When the network recovers, the members may be able to see each other again, but they are not able to merge back together into a single cluster and combine their buckets back into a single partitioned region. You can be sure that the data is in an inconsistent state. Whether you are configured for data redundancy or not, you do not really know what data was lost and what was not. Even if you have redundant copies and they survived, different copies of an entry may have different values reflecting the interrupted workflow and inaccessible data.

Effect of Network Failure on Distributed Regions

By default, both sides of the cluster continue to run as though the members on the other side were not running. For distributed regions, however, the regions’s reliability policy configuration can change this default behavior.

When the network recovers, the members may be able to see each other again, but they are not able to merge back together into a single cluster.

Effect of Network Failure on Persistent Regions

A network failure when using persistent regions can cause conflicts in your persisted data. When you recover your system, you will likely encounter ConflictingPersistentDataExceptions when members start up.

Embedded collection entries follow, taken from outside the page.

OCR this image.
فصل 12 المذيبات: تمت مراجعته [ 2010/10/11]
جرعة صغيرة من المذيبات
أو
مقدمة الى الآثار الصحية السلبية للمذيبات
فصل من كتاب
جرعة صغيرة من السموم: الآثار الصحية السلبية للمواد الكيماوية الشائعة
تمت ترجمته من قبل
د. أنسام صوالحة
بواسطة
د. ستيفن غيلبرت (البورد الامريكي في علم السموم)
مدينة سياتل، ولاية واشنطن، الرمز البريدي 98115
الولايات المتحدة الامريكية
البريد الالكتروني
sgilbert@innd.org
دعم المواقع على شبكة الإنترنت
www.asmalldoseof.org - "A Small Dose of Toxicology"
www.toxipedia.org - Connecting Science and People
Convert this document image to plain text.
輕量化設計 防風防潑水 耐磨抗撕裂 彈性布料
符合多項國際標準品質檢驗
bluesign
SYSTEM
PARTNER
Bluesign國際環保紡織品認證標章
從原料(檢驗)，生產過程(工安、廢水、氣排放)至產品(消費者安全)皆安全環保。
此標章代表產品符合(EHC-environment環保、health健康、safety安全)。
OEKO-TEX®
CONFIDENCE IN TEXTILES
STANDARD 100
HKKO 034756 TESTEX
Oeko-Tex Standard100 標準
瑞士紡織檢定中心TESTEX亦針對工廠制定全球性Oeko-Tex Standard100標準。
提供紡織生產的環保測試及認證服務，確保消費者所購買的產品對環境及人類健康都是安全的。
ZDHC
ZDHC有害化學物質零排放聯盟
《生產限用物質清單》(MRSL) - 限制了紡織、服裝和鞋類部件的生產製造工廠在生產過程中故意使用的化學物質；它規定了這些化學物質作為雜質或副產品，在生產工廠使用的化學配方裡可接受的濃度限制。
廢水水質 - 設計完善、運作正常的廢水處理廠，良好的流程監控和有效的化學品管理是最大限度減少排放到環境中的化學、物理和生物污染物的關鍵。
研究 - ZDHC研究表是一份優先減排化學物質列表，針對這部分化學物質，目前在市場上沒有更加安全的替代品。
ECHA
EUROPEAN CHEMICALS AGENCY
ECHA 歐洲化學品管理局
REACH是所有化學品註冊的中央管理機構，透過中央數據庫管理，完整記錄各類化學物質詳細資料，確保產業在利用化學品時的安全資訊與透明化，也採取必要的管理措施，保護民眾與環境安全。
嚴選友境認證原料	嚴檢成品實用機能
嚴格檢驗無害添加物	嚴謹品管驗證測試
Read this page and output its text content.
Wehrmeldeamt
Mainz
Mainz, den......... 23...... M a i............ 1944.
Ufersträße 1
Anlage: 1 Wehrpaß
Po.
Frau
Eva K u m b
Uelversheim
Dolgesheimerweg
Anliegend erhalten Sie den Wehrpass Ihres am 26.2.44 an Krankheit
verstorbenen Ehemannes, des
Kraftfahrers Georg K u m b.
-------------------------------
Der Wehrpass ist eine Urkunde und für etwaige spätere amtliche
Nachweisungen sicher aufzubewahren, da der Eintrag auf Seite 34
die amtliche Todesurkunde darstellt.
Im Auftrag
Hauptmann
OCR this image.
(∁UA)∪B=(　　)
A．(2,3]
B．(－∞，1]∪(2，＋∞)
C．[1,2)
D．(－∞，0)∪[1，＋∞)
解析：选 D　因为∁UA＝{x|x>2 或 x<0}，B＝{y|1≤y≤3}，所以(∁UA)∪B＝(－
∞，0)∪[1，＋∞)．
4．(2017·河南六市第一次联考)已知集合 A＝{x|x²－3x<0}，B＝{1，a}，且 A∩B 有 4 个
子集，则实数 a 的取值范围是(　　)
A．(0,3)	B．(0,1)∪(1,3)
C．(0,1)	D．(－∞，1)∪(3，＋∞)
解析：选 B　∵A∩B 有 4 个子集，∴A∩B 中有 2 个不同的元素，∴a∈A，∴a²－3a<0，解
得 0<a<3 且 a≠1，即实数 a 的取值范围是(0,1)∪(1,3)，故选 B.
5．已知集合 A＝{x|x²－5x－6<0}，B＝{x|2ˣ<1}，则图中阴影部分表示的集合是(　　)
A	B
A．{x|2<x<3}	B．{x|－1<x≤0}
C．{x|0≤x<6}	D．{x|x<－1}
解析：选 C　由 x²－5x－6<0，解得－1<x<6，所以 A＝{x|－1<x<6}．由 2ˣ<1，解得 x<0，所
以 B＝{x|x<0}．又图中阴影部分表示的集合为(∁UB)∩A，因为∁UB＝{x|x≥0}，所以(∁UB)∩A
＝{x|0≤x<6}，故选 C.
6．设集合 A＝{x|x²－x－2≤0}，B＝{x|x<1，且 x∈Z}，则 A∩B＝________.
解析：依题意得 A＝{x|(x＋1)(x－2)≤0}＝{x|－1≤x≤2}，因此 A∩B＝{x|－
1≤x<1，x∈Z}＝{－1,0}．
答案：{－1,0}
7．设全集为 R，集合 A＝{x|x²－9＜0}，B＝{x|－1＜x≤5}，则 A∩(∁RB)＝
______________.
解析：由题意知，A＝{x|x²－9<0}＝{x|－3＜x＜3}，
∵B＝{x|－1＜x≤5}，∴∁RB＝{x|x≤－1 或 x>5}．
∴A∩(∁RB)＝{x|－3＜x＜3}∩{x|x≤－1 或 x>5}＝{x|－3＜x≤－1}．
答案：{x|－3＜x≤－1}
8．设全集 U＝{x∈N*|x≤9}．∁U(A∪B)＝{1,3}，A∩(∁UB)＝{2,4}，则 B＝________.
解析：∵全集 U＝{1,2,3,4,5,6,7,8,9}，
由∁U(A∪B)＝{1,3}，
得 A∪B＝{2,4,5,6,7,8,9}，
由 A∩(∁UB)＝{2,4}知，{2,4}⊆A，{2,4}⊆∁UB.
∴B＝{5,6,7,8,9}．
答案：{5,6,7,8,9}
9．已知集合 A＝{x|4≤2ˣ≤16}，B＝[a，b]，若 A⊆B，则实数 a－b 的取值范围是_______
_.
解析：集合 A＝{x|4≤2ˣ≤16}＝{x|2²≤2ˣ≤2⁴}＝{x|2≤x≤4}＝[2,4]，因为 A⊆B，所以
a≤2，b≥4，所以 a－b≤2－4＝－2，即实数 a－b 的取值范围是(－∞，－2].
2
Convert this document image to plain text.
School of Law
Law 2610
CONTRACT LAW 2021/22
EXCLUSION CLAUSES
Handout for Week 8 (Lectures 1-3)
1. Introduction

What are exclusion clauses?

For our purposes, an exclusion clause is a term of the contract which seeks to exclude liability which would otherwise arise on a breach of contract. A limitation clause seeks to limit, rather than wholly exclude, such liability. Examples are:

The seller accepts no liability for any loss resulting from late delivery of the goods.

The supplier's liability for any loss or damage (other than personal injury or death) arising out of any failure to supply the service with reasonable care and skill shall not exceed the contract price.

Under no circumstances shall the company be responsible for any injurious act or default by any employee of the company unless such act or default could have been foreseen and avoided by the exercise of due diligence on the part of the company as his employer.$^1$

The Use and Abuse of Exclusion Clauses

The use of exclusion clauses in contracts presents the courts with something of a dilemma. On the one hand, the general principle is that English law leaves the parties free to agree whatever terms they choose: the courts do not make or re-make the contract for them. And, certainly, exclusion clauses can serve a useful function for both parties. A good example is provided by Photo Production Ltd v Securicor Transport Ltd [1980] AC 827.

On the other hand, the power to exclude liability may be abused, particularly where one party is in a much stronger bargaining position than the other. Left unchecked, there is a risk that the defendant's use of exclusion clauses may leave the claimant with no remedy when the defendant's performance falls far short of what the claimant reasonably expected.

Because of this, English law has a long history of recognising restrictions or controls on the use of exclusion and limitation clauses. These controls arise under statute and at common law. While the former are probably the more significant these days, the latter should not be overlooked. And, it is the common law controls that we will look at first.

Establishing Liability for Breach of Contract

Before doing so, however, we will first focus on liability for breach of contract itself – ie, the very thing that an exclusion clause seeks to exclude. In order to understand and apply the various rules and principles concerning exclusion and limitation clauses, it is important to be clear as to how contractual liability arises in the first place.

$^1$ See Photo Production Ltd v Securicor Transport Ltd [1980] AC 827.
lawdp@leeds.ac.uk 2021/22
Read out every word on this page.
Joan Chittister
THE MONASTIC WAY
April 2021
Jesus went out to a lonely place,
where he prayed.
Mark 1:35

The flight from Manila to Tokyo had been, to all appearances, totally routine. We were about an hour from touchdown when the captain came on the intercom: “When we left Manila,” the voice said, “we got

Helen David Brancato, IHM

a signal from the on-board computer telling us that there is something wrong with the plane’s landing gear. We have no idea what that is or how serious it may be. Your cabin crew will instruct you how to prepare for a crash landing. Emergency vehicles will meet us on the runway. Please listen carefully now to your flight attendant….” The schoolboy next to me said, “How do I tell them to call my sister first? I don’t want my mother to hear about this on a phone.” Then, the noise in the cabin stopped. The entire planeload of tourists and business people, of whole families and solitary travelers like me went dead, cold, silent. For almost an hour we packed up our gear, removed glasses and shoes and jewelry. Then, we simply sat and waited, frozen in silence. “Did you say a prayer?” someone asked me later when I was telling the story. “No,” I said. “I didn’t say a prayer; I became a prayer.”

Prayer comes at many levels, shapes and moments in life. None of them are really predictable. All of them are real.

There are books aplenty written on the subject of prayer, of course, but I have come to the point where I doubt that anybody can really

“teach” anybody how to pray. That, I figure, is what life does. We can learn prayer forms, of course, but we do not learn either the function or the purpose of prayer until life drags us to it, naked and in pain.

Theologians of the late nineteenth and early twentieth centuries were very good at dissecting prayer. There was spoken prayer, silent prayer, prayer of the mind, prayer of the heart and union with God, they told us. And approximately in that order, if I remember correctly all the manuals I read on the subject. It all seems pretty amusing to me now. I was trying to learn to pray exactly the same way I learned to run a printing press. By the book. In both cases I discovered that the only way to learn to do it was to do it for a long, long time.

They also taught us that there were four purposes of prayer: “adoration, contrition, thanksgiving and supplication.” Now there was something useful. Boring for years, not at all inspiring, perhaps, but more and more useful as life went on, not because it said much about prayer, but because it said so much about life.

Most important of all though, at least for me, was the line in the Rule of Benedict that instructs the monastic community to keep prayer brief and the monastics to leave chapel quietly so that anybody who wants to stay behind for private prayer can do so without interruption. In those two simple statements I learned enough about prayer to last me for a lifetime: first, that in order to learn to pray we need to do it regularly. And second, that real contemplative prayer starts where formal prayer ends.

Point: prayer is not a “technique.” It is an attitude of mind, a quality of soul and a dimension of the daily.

For this reason, enable-network-partition-detection must be set to true if you are using persistent regions.

For information about how to recover from ConflictingPersistentDataException errors, see Recovering from ConfictingPersistentDataExceptions.

Effect of Network Failure on Client/Server Installations

If a client loses contact with all of its servers, the effect is the same as if it had crashed. You need to restart the client. See Recovering from Client Failure. If a client loses contact with some servers, but not all of them, the effect on the client is the same as if the unreachable servers had crashed. See Recovering from Server Failure.

Servers, like applications, are members of a cluster, so the effect of network failure on a server is the same as for an application. Exactly what happens depends on the configuration of your site.